Saba Gebremedhin Hagos
MA in Gender, Globalisation and Rights, NUI Galway
Saba was Director of the Network of Ethiopian Women's Organisations when she applied for an Irish Aid Fellowship in 2012. She received a scholarship to study for a Masters at the National University of Ireland, Galway for the 2013-14 academic year, taking a study break from her role to do so.
I am director of the Network of Ethiopian Women's Organisations, an NGO working on women’s rights. It is an umbrella organisation which has different member organisations who are implementing those programmes on economic, political and social rights. We work on capacity building and advocacy at a national level, especially with regard to violence against women. We also work on networking with regional organisations in Africa, and within local civil society and government. We also monitor government compliance with its commitments at international level, like the Convention on the Elimination of all Forms of Discrimination against Women (CEDAW). As director I lead the organisation, especially in terms of campaign and co-ordinating work and in organising meetings and activities.
I chose the MA in Gender, Globalisation and Rights because I wanted to work on women and gender as a whole, because that’s my career, but also the globalisation perspective is a good thing because it brings you to the present situation. I am very happy now that I selected it. I’ve benefitted a lot. I’m a lawyer by profession and I had some background on the rights dimension but after some years now it has helped me to see the issues in terms of womens’ rights and human rights – it has opened my mind and my eyes as to how to analyse those issues. In the class, most of the women are younger and I have found it very interesting to see their perspective – the differences, of course, but also their passion and their intelligence is very good. It has been a very active, engaged group and has been a very good experience. We have found a lot in common in a very international group. Being put into another context, away from my country, my project and into discussion and debates, has been so helpful to step back and look at everything. I see what we are doing at home is a very good thing but the course has given me a new direction in terms of issues and how we should advocate for them and address them.

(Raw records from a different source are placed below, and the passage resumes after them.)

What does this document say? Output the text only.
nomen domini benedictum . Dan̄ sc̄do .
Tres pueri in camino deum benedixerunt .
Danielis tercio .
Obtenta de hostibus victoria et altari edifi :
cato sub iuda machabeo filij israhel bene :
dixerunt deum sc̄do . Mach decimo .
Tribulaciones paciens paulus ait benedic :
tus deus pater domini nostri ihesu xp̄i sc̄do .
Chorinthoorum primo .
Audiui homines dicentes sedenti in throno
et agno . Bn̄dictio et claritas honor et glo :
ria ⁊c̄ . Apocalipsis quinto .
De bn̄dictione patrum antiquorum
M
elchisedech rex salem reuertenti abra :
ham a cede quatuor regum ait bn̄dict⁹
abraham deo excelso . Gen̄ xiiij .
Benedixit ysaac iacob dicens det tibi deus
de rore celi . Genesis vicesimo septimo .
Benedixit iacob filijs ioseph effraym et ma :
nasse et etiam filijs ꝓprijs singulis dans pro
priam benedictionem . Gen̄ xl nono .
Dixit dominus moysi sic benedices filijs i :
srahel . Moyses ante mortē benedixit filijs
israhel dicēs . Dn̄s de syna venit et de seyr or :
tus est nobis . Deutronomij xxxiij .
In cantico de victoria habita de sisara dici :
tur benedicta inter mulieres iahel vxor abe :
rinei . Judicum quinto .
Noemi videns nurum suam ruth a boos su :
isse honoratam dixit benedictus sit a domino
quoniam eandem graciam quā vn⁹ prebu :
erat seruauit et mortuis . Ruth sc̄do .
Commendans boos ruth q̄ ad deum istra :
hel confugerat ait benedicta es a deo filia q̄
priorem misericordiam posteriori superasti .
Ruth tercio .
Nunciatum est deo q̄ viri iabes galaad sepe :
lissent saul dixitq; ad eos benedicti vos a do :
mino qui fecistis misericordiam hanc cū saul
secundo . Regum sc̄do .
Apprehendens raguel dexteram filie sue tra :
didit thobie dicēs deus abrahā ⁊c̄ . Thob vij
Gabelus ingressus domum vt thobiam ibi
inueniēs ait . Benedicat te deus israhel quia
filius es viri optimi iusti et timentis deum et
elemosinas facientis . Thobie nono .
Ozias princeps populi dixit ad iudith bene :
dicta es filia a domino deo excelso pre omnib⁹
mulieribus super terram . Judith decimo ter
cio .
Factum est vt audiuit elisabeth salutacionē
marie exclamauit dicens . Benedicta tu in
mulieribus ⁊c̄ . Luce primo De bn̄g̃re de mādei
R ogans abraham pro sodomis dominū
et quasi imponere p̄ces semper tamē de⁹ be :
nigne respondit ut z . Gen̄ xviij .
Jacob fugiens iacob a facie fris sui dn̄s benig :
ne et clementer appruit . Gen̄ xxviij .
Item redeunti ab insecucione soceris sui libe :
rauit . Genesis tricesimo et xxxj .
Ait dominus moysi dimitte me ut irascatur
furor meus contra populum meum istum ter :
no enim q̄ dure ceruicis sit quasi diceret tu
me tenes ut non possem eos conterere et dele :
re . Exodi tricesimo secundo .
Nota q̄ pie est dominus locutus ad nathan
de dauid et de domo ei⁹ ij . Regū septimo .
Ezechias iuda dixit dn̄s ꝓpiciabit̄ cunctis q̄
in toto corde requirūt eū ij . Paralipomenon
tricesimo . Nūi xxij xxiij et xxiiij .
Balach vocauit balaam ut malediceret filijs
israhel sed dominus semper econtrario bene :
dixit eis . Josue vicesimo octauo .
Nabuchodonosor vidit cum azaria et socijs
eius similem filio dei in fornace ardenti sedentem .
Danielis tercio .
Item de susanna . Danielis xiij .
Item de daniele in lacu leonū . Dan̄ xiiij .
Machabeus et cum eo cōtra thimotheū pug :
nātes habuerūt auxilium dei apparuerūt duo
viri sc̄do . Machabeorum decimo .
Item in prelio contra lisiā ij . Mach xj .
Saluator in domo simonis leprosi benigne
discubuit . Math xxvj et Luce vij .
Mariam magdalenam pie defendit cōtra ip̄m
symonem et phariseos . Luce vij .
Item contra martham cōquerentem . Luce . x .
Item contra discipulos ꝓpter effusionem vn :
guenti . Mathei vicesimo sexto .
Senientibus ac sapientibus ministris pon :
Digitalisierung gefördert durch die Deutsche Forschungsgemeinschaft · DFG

It was difficult leaving my family. That was a big decision. Some days I wake up and get shocked and think ‘What did I do?’ I miss my family, my children, my husband. But there is no other way you can have a chance to step back and reflect in this way and I appreciate it. I have met people from many other countries and have learnt much from talking to them. I love Galway, it’s small and you have a sense of belonging. The separation is very hard but the experience in Ireland has been very good.
What I have learnt here has strengthened my sense that what my organisation is doing is correct but also that they need deeper analysis and a more global perspective. As I sit here I see the importance of certain issues that the women’s movement in my country needs to grasp. I’m learning and I’m thinking about what can be done. There are specific issues like trafficking and migration that I have really become interested in.
I believe I will have a better picture when I finish the course and will take a lot back to share. We used to have Gender Talk forums with speakers on different issues but these were discontinued for financial reasons. One of the things I’ve concluded is we need to have that back, talking about the pertinent issues, linking the local to the global. We need to talk on a higher level. It’s on my ‘to do’ list to open that dialogue.
For the future, I hope to be able to do more and exercise what I have learnt here. You never know what the next path will be, but I will go back to my organisation and use my capacity. What we learn is for some objective, it’s not just for knowledge. I believe I will be a better, more informed advocate.
I see that here in Ireland there are problems and issues for women, being developed doesn’t mean you’ve gone beyond that. In Ethiopia we require more change but it doesn’t mean we have to wait many years because we can learn from the Western countries so that it doesn’t take us so long.